Though such operations usually stress that they're nonprofit organizations, that doesn't necessarily mean their cure won't be expensive to you. You need to choose your credit counselor carefully, or you could wind up further in debt.

A report from the Senate's permanent subcommittee on investigations this spring said some of the new entrants to the traditional nonprofit credit counseling industry were generating complaints about excessive fees, nonexistent education and poor customer service. Though many billed themselves as nonprofit groups, the subcommittee found that some funneled work to for-profit affiliates.

"The primary effect of the for-profit model has been to corrupt the original purpose of the credit counseling industry -- to provide advice, counseling and education to indebted consumers free of charge or at minimal charge, and place consumers on debt management programs only if they are otherwise unable to pay their debts. Some of the new entrants now practice the reverse -- provide no bona-fide education or counseling and place every consumer onto a debt management program at unreasonable or exorbitant charge," the subcommittee report said.

One of the prime tip-offs that you are dealing with hucksters is that they approach you first, offering help with your debts. Another is that they give short shrift to the hard work of budgeting and counseling and instead start talking about how they can get creditors to lower your rates and stop calling you. Another bad sign is that they base their fees on a percentage of your outstanding debt; some of the worst offenders have even taken the borrowers' first month of payments as a fee -- even though the borrowers thought the money was going to pay off their credit card balances.

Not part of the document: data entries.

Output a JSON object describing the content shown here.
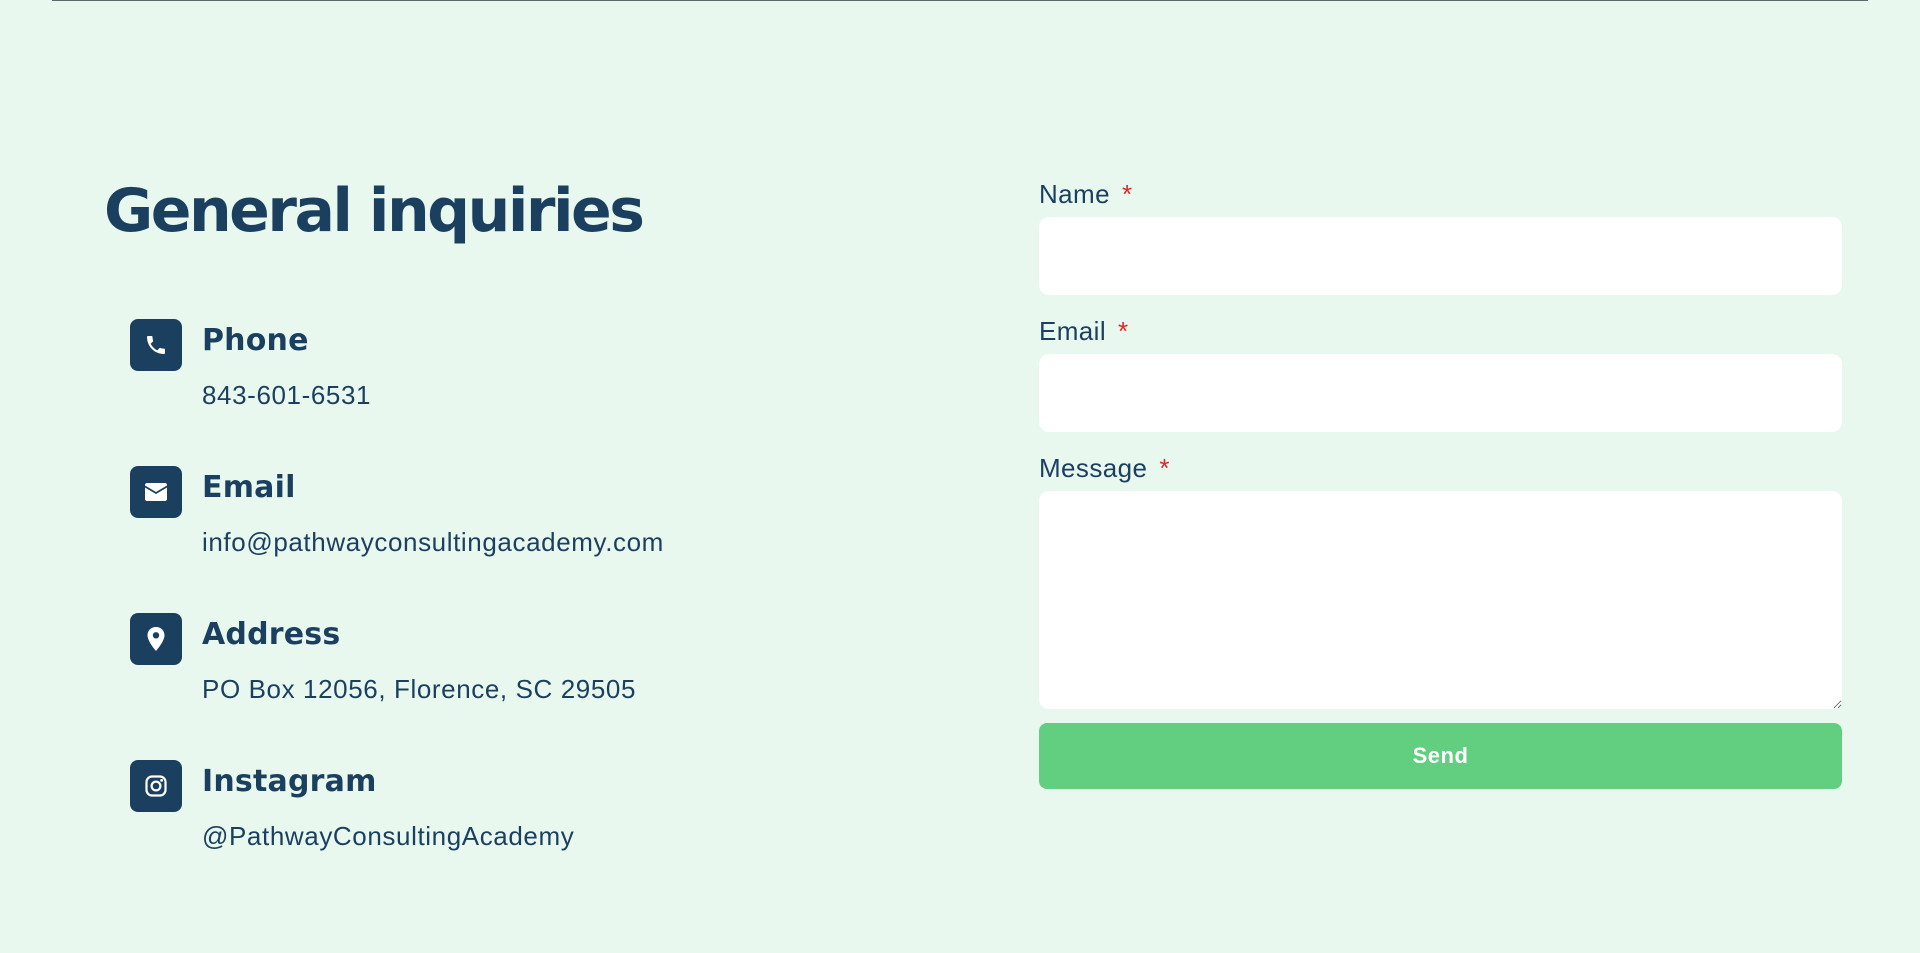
{
  "contact": {
    "title": "General inquiries",
    "items": [
      {
        "icon": "phone-icon",
        "heading": "Phone",
        "value": "843-601-6531"
      },
      {
        "icon": "envelope-icon",
        "heading": "Email",
        "value": "info@pathwayconsultingacademy.com"
      },
      {
        "icon": "map-pin-icon",
        "heading": "Address",
        "value": "PO Box 12056, Florence, SC 29505"
      },
      {
        "icon": "instagram-icon",
        "heading": "Instagram",
        "value": "@PathwayConsultingAcademy"
      }
    ]
  },
  "form": {
    "name": {
      "label": "Name",
      "required_mark": "*",
      "value": ""
    },
    "email": {
      "label": "Email",
      "required_mark": "*",
      "value": ""
    },
    "message": {
      "label": "Message",
      "required_mark": "*",
      "value": ""
    },
    "submit_label": "Send"
  },
  "colors": {
    "background": "#e8f8ef",
    "primary": "#1b3f5e",
    "accent": "#62cf80",
    "required": "#e02424"
  }
}
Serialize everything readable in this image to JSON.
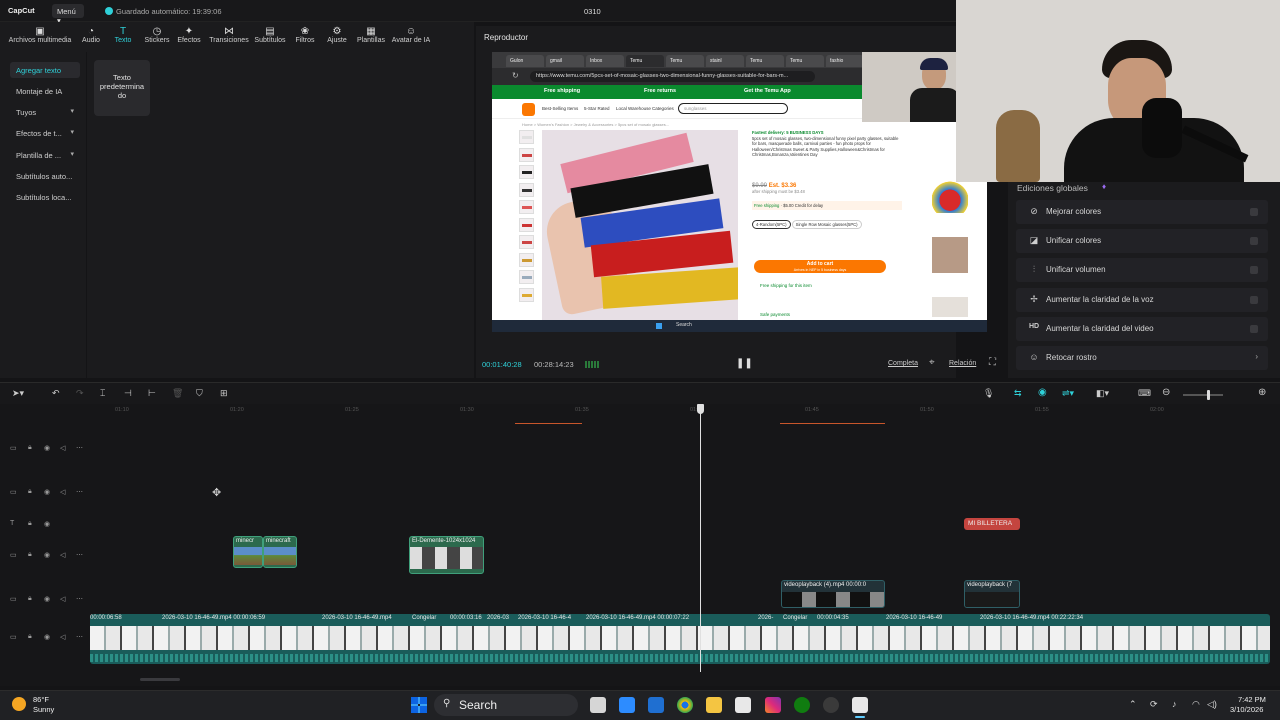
{
  "app": {
    "logo": "CapCut",
    "menu_label": "Menú",
    "autosave": "Guardado automático: 19:39:06",
    "project_name": "0310"
  },
  "toolbar": {
    "items": [
      {
        "label": "Archivos multimedia",
        "icon": "media-icon"
      },
      {
        "label": "Audio",
        "icon": "audio-icon"
      },
      {
        "label": "Texto",
        "icon": "text-icon"
      },
      {
        "label": "Stickers",
        "icon": "sticker-icon"
      },
      {
        "label": "Efectos",
        "icon": "effects-icon"
      },
      {
        "label": "Transiciones",
        "icon": "transitions-icon"
      },
      {
        "label": "Subtítulos",
        "icon": "subtitles-icon"
      },
      {
        "label": "Filtros",
        "icon": "filters-icon"
      },
      {
        "label": "Ajuste",
        "icon": "adjust-icon"
      },
      {
        "label": "Plantillas",
        "icon": "templates-icon"
      },
      {
        "label": "Avatar de IA",
        "icon": "ai-avatar-icon"
      }
    ]
  },
  "leftnav": {
    "items": [
      {
        "label": "Agregar texto"
      },
      {
        "label": "Montaje de IA"
      },
      {
        "label": "Tuyos"
      },
      {
        "label": "Efectos de t..."
      },
      {
        "label": "Plantilla de ..."
      },
      {
        "label": "Subtítulos auto..."
      },
      {
        "label": "Subtítulos loca..."
      }
    ]
  },
  "assets": {
    "default_text_l1": "Texto",
    "default_text_l2": "predetermina",
    "default_text_l3": "do"
  },
  "player": {
    "title": "Reproductor",
    "current_time": "00:01:40:28",
    "total_time": "00:28:14:23",
    "full_label": "Completa",
    "ratio_label": "Relación"
  },
  "browser": {
    "tabs": [
      "Gulon",
      "gmail",
      "Inbox",
      "Temu",
      "Temu",
      "stainl",
      "Temu",
      "Temu",
      "fashio"
    ],
    "url": "https://www.temu.com/5pcs-set-of-mosaic-glasses-two-dimensional-funny-glasses-suitable-for-bars-m...",
    "banner": [
      "Free shipping",
      "Free returns",
      "Get the Temu App"
    ],
    "nav": [
      "Best-Selling Items",
      "5-Star Rated",
      "Local Warehouse",
      "Categories"
    ],
    "search_placeholder": "sunglasses",
    "breadcrumb": "Home > Women's Fashion > Jewelry & Accessories > 5pcs set of mosaic glasses...",
    "delivery": "Fastest delivery: 5 BUSINESS DAYS",
    "product_title": "5pcs set of mosaic glasses, two-dimensional funny pixel party glasses, suitable for bars, masquerade balls, carnival parties - fun photo props for Halloween/Christmas Sweet & Party Supplies,Halloween&Christmas for Christmas,Bonanza,Valentines Day",
    "old_price": "$9.99",
    "est_price": "Est. $3.36",
    "price_note": "after shipping must be $3.48",
    "shipping_tag": "Free shipping",
    "credit_tag": "$5.00 Credit for delay",
    "options": [
      "4-Random(5PC)",
      "Single Row Mosaic glasses(5PC)"
    ],
    "cart_button": "Add to cart",
    "cart_sub": "Arrives in NEP in 5 business days",
    "free_ship_line": "Free shipping for this item",
    "safe_line": "Safe payments",
    "taskbar_search": "Search"
  },
  "right_panel": {
    "title": "Ediciones globales",
    "items": [
      {
        "label": "Mejorar colores",
        "icon": "color-enhance-icon"
      },
      {
        "label": "Unificar colores",
        "icon": "color-unify-icon"
      },
      {
        "label": "Unificar volumen",
        "icon": "volume-unify-icon"
      },
      {
        "label": "Aumentar la claridad de la voz",
        "icon": "voice-clarity-icon"
      },
      {
        "label": "Aumentar la claridad del video",
        "icon": "hd-icon"
      },
      {
        "label": "Retocar rostro",
        "icon": "face-retouch-icon"
      }
    ]
  },
  "timeline": {
    "ruler": [
      "01:10",
      "01:20",
      "01:25",
      "01:30",
      "01:35",
      "01:40",
      "01:45",
      "01:50",
      "01:55",
      "02:00"
    ],
    "clips": {
      "minecraft_a": "minecr",
      "minecraft_b": "minecraft",
      "el_demente": "El-Demente-1024x1024",
      "videoplayback_a": "videoplayback (4).mp4 00:00:0",
      "videoplayback_b": "videoplayback (7",
      "text_clip": "MI BILLETERA"
    },
    "main_labels": [
      "00:00:06:58",
      "2026-03-10 16-46-49.mp4 00:00:06:59",
      "2026-03-10 16-46-49.mp4",
      "Congelar",
      "00:00:03:16",
      "2026-03",
      "2026-03-10 16-46-4",
      "2026-03-10 16-46-49.mp4 00:00:07:22",
      "2026-",
      "Congelar",
      "00:00:04:35",
      "2026-03-10 16-46-49",
      "2026-03-10 16-46-49.mp4 00:22:22:34"
    ]
  },
  "taskbar": {
    "weather_temp": "86°F",
    "weather_desc": "Sunny",
    "search": "Search",
    "time": "7:42 PM",
    "date": "3/10/2026"
  },
  "colors": {
    "accent": "#2fd0d8",
    "clip_teal": "#1f8f8a",
    "text_clip": "#c4453f",
    "cart_orange": "#fb7701"
  }
}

Locally, you can get free, face-to-face credit counseling and budgeting help through the long-established Consumer Credit Counseling Service of Greater Washington. And, if you decide you need it, the service can set you up with a low-cost debt-management program. Call 800-747-4222 to make an appointment for counseling at one of the 11 offices in the District, Maryland and Virginia. It also will do consultations over the phone, or online through the Web site They don't do direct mail or phone soliciting, so if you want help from the service, you will have to take the initiative.

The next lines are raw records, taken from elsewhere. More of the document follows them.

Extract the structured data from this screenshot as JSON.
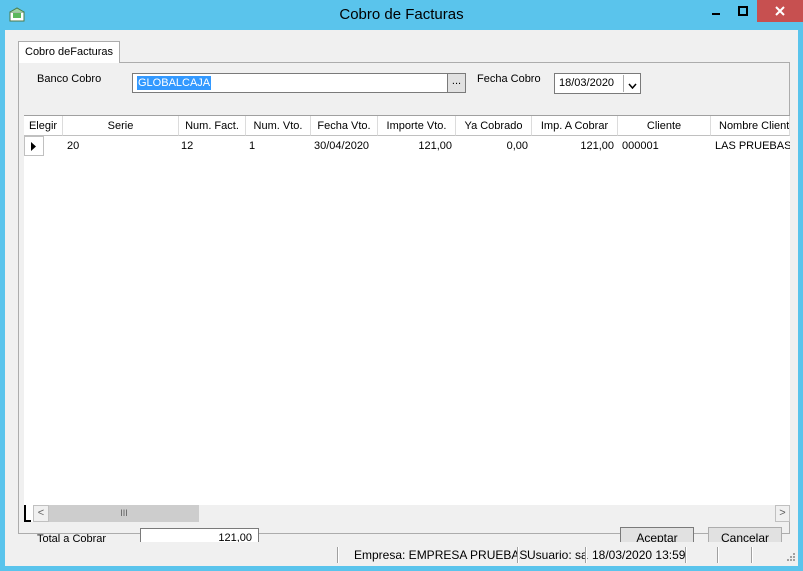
{
  "window": {
    "title": "Cobro de Facturas",
    "icons": {
      "app": "money-envelope-icon",
      "minimize": "minimize-icon",
      "maximize": "maximize-icon",
      "close": "close-icon"
    }
  },
  "tab": {
    "label": "Cobro deFacturas"
  },
  "form": {
    "banco_label": "Banco Cobro",
    "banco_value": "GLOBALCAJA",
    "browse_label": "...",
    "fecha_label": "Fecha Cobro",
    "fecha_value": "18/03/2020"
  },
  "grid": {
    "columns": [
      "Elegir",
      "Serie",
      "Num. Fact.",
      "Num. Vto.",
      "Fecha Vto.",
      "Importe Vto.",
      "Ya Cobrado",
      "Imp. A Cobrar",
      "Cliente",
      "Nombre Cliente"
    ],
    "rows": [
      {
        "serie": "20",
        "num_fact": "12",
        "num_vto": "1",
        "fecha_vto": "30/04/2020",
        "importe_vto": "121,00",
        "ya_cobrado": "0,00",
        "imp_a_cobrar": "121,00",
        "cliente": "000001",
        "nombre_cliente": "LAS PRUEBAS S"
      }
    ],
    "scrollbar": {
      "left_arrow": "<",
      "right_arrow": ">",
      "thumb_grip": "III"
    }
  },
  "footer": {
    "total_label": "Total a Cobrar",
    "total_value": "121,00",
    "accept_label": "Aceptar",
    "cancel_label": "Cancelar"
  },
  "status": {
    "empresa": "Empresa: EMPRESA PRUEBAS",
    "usuario": "Usuario: sa",
    "datetime": "18/03/2020 13:59"
  },
  "colors": {
    "titlebar": "#5ac4ec",
    "close_button": "#c75050",
    "selection": "#3399ff"
  }
}
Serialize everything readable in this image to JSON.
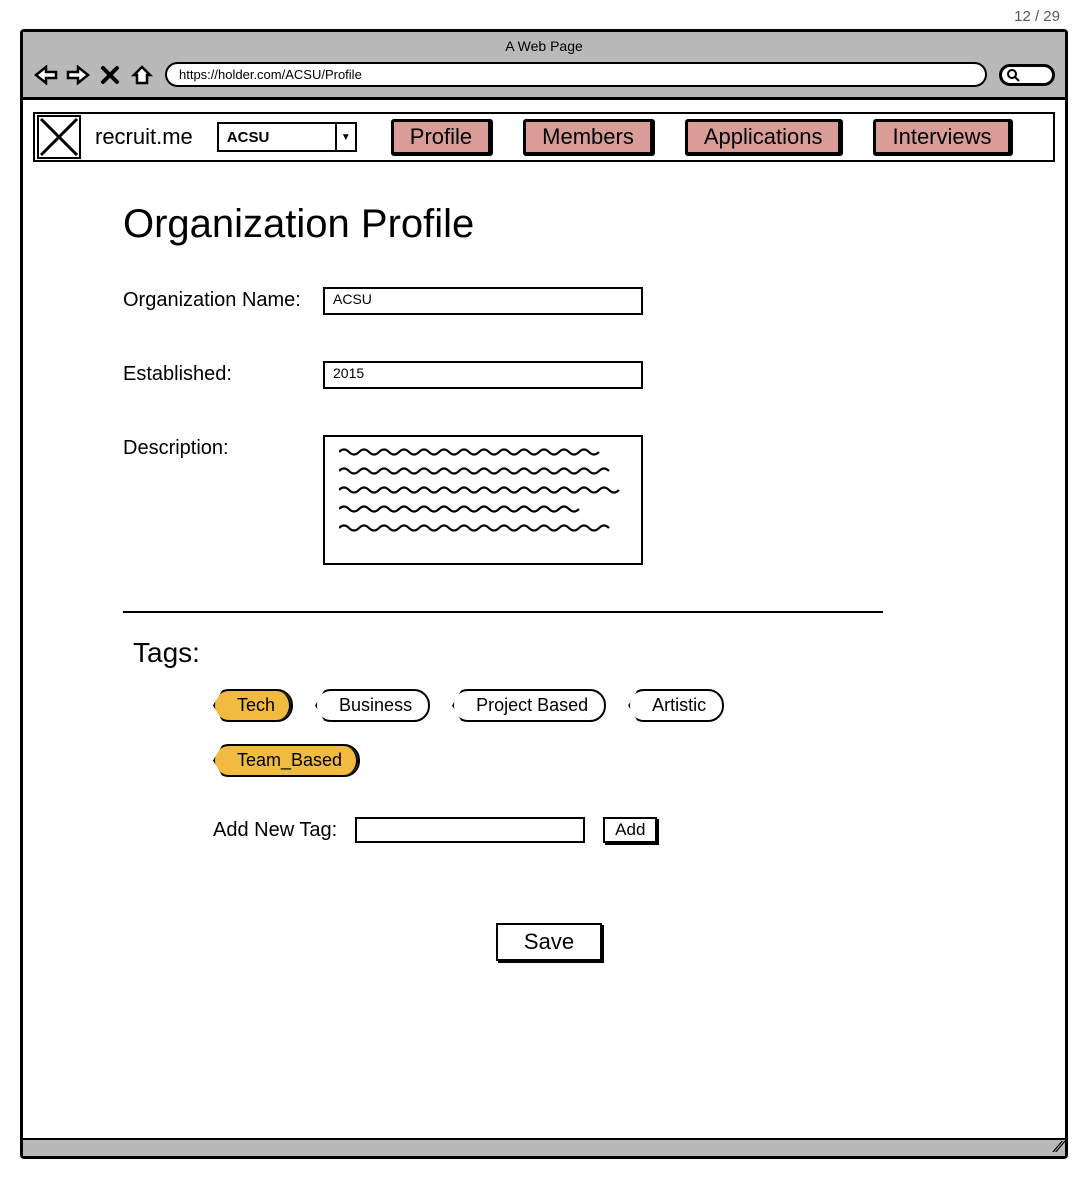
{
  "page_indicator": "12 / 29",
  "browser": {
    "title": "A Web Page",
    "url": "https://holder.com/ACSU/Profile"
  },
  "app": {
    "brand": "recruit.me",
    "org_selected": "ACSU",
    "tabs": [
      "Profile",
      "Members",
      "Applications",
      "Interviews"
    ]
  },
  "page": {
    "title": "Organization Profile",
    "fields": {
      "org_name_label": "Organization Name:",
      "org_name_value": "ACSU",
      "established_label": "Established:",
      "established_value": "2015",
      "description_label": "Description:"
    },
    "tags": {
      "heading": "Tags:",
      "items": [
        {
          "label": "Tech",
          "selected": true
        },
        {
          "label": "Business",
          "selected": false
        },
        {
          "label": "Project Based",
          "selected": false
        },
        {
          "label": "Artistic",
          "selected": false
        },
        {
          "label": "Team_Based",
          "selected": true
        }
      ],
      "add_label": "Add New Tag:",
      "add_button": "Add"
    },
    "save_button": "Save"
  }
}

The service will counsel you regardless of your income or debt level, and you don't even need to be at a crisis point to get a little budgeting help. The organization is supported mainly by voluntary fees by credit companies and by the fees paid by borrowers who choose to enter a debt-management program.

About one-third of the people who come to Consumer Credit Counseling Service decide to enroll in a debt-management program, often as an alternative to declaring bankruptcy, according to Rosemary Hill, a senior certified credit counselor. These plans can help you pay off unsecured debt, such as credit card balances, finance company loans, medical bills or old bills from utility companies with which you no longer do business. In such a plan, the counseling service negotiates a lower interest rate from the creditors. The borrower agrees to a plan for paying back principal and interest on a specific timetable. Borrowers pay the counseling service a lump sum each month, and the service sees to it that each creditor gets its fair share in a timely manner. The typical administrative fee a borrower pays to the counseling service is $20 per month; in the District and Maryland (but not Virginia), consumers also are asked for a one-time fee of $50 to establish the plan. Beyond that, all the money you submit pays off your bills.

It takes about five years, on average, to pay off your debts through such a program. During those years, however, you're expected to give up using credit cards. And future creditors may still be wary despite all your hard work in the program. But it will get the creditors off your back; in most cases the collection companies take you off their calling list.